"I adore a good loaf cake. There's something about them that's just inherently cosy and wholesome, and this one in particular is perfect for the colder months, not least because it's simple and sturdy in the very best way. It'd be right at home with a coffee for breakfast, as well as gently warmed in a pan with butter and served with hot custard on a rainy evening. A real all-rounder."
"Melt the butter in a saucepan, then simmer until it turns a deep amber colour and smells fragrant. Take off the heat, pour it brown bits and all into a heatproof bowl and leave to cool. Once the butter is at room temperature, stir in the sugar, followed by the eggs, followed by the soured cream. In a second bowl, mix the flour, cinnamon, porridge oats, baking powder and salt. Pour in the butter mix and stir to make a smooth batter."
"Peel the apples, cut them into quarters and remove the cores. Set aside two apple quarters for the topping, then slice the rest into thin semi-circles. Fold these into the batter until they're evenly dispersed. Spoon the batter into the lined tin. Thinly slice the reserved apple quarters and arrange them neatly on top of the batter. Sprinkle over the demerara sugar and a few extra oats."
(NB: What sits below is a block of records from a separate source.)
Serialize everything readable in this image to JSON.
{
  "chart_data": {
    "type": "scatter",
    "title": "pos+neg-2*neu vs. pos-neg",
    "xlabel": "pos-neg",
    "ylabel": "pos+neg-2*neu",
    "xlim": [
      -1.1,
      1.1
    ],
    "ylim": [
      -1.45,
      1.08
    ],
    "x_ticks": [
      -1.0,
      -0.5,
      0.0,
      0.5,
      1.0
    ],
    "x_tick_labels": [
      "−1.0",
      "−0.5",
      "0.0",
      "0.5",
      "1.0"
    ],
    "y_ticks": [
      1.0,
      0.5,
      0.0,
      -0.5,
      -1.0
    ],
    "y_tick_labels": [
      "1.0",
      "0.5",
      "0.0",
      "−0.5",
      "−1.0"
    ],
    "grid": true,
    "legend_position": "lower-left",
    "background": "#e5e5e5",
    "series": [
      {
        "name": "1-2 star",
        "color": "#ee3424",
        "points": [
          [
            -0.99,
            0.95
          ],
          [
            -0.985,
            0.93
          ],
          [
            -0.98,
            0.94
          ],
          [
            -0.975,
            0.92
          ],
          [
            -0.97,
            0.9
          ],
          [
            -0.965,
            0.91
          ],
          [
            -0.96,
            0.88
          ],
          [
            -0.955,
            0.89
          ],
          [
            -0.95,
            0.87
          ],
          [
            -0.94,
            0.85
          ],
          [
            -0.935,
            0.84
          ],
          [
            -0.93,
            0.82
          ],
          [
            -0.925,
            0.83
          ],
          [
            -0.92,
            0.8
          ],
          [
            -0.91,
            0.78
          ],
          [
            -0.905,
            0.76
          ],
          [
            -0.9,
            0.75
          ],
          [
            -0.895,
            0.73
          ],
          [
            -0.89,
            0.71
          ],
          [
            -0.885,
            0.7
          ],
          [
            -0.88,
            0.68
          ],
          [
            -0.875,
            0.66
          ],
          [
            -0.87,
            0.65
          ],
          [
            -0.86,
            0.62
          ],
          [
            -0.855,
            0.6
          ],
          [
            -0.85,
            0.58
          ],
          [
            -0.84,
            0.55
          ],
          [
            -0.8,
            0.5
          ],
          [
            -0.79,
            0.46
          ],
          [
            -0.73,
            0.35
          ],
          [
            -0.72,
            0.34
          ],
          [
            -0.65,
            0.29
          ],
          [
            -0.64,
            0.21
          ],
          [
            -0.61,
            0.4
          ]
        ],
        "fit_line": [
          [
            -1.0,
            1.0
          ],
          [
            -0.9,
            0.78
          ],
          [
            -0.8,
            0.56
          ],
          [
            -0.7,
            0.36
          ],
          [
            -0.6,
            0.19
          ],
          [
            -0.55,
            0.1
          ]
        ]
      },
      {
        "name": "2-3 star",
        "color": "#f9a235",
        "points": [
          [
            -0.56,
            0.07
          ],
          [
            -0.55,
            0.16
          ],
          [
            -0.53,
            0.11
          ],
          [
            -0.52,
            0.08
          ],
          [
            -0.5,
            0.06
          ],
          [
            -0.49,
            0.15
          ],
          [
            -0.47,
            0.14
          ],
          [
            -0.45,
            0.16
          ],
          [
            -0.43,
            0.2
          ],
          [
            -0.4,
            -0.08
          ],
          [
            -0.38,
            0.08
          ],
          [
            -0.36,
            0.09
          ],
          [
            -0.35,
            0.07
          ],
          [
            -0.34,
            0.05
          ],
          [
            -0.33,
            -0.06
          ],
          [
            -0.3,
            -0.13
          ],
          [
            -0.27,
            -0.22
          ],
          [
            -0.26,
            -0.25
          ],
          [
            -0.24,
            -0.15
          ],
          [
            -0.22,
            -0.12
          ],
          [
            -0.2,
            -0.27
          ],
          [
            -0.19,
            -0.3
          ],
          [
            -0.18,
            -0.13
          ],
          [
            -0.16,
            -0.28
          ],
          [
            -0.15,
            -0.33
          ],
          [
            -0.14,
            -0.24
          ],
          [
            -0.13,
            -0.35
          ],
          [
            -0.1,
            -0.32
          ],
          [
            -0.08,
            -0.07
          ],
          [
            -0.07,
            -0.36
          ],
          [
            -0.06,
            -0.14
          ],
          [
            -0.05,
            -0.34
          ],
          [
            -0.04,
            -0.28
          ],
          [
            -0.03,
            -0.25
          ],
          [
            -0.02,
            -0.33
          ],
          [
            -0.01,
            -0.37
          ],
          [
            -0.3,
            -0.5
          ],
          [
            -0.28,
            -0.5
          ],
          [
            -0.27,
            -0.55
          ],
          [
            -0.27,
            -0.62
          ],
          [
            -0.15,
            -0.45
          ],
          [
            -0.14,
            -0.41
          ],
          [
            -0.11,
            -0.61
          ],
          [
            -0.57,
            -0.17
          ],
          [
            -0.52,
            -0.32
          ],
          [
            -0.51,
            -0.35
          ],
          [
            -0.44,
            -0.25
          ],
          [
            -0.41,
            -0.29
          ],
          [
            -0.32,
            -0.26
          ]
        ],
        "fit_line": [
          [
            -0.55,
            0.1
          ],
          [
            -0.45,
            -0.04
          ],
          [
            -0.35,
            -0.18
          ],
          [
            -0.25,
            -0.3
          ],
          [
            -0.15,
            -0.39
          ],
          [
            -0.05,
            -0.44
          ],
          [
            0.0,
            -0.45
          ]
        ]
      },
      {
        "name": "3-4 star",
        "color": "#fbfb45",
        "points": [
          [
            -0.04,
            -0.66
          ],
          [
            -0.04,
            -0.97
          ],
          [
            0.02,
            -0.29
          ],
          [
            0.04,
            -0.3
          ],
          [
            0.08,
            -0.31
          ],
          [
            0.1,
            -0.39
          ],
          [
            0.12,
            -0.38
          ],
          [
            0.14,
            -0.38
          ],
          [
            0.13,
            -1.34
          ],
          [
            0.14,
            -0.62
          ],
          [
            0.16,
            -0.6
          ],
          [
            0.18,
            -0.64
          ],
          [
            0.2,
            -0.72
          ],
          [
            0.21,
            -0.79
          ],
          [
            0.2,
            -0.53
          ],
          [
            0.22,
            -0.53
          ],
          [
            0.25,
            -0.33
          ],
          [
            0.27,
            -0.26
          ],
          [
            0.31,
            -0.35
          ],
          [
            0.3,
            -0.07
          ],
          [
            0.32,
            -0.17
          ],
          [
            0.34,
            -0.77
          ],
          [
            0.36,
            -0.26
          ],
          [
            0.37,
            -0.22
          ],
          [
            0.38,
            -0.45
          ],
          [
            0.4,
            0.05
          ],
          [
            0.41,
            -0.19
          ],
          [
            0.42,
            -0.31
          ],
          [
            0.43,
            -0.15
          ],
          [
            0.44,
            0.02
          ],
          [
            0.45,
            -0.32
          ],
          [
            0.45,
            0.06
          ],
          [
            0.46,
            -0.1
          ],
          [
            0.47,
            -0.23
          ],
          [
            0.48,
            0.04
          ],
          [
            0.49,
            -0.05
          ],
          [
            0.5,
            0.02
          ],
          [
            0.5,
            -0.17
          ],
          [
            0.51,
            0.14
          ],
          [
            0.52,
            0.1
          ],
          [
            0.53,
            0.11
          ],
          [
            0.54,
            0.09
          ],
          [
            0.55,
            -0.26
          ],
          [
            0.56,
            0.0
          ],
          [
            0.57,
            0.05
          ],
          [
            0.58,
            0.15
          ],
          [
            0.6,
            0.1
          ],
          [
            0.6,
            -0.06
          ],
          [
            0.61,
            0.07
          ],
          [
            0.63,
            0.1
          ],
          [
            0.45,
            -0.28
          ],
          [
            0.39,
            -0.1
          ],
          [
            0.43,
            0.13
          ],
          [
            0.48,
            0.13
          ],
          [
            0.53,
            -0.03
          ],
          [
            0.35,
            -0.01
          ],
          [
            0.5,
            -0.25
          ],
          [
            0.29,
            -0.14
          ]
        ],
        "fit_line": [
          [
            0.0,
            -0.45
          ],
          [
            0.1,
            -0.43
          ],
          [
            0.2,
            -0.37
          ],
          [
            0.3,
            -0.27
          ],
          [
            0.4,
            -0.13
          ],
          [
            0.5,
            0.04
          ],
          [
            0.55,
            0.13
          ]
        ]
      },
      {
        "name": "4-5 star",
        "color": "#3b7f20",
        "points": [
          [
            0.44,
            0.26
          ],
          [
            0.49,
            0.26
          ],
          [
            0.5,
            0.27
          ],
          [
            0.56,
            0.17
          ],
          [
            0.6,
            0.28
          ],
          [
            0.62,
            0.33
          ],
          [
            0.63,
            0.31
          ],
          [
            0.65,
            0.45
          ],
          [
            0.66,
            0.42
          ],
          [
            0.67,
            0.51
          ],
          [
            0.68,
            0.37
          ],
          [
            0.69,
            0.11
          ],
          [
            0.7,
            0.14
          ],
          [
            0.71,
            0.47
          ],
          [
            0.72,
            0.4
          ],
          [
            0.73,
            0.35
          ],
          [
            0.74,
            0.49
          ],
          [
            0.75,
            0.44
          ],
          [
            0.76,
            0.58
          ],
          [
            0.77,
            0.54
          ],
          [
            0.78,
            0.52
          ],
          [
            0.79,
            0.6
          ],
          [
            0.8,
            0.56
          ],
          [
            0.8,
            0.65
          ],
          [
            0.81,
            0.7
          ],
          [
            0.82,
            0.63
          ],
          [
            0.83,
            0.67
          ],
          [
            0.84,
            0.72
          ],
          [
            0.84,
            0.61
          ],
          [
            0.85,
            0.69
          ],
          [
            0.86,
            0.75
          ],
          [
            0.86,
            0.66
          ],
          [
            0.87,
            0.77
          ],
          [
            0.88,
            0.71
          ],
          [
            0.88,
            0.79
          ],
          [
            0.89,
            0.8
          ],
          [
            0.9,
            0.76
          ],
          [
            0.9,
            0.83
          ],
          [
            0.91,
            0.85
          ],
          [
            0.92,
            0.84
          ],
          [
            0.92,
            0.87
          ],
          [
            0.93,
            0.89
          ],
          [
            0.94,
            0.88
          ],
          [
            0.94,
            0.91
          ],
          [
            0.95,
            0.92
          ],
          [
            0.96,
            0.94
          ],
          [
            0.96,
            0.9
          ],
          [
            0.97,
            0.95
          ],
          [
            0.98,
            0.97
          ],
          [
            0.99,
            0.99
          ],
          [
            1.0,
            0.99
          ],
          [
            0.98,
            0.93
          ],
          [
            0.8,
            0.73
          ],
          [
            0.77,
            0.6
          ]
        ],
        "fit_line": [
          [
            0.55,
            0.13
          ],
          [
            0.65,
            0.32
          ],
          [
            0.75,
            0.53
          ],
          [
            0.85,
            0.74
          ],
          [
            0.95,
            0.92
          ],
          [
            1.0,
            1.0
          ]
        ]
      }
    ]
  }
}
The loaf combines brown-butter richness with light muscovado sweetness, eggs, soured cream and porridge oats for a textured crumb. Plain flour, cinnamon, baking powder and a pinch of salt provide structure and warmth. Finely sliced eating apples are folded into the batter, with reserved slices arranged on top and sprinkled with demerara sugar and extra oats for crunch. The batter receives a splash of hot water for consistency before baking in a lined 2lb tin at 180C (160C fan) for about 55–65 minutes. The cake cools completely before slicing and can be served warm or with custard.